The Engagement-Grief & Happiness

Yes, you read that right! The day finally came; my boyfriend got down on a knee and asked me if I’d spend the rest of my life with him. It was a special moment I’ll hold and cherish forever. It was weird, but in a wonderful way, and it was overwhelming, but in a peaceful way; it was a whirlwind. I stood there, watching him talk but not able to listen, just embracing the fact that this very moment is proabably the greatest thing that’s ever happened to me.

I’ll avoid filling this post with a bunch of moosh…for now. Stop holding your breath for all the romance details, it’s not happening.

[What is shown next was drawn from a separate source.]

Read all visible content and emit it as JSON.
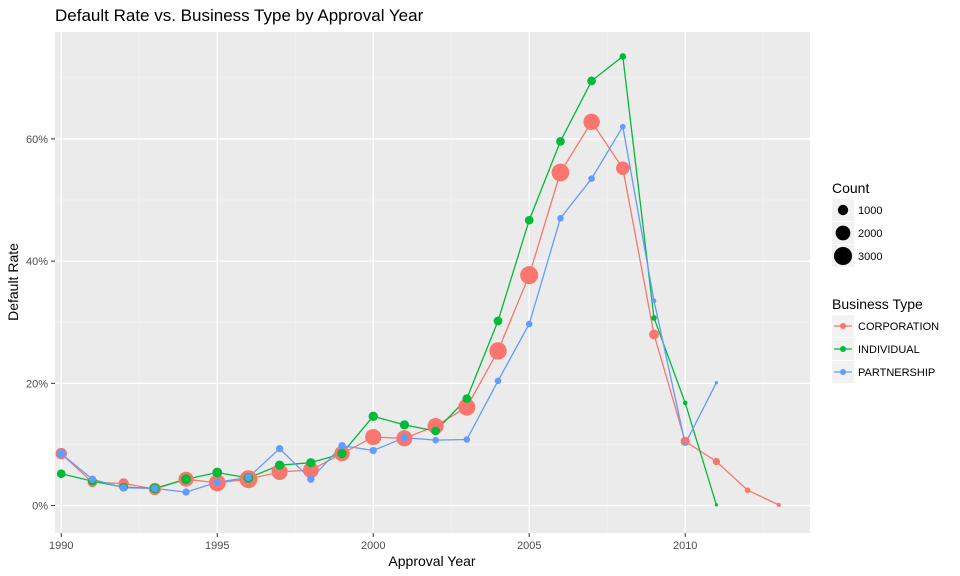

I knew it was coming, you knew it was coming, we all knew. I’ve posted and shared a lot of our story here on the blog. AND I KNOW, I KNOW, you’ve all begged and pleaded for a wedding series, even years before the possibility of an engagement. We’ll see if I make it a series, or if I just document… The void left by Mom’s passing seems to be growing larger, especially as I plan wedding details that I had expected to do with her help. It’s all much more challenging than I had anticipated.

But, we’re here, and this is how my life has turned out.

I had always imagined myself having doubts or struggling with agreeing to such a significant commitment, but I experienced none of those feelings. It truly was the easiest, happiest, and most important moment of my life.

I’ll be trying to post more frequently. Thx for reading.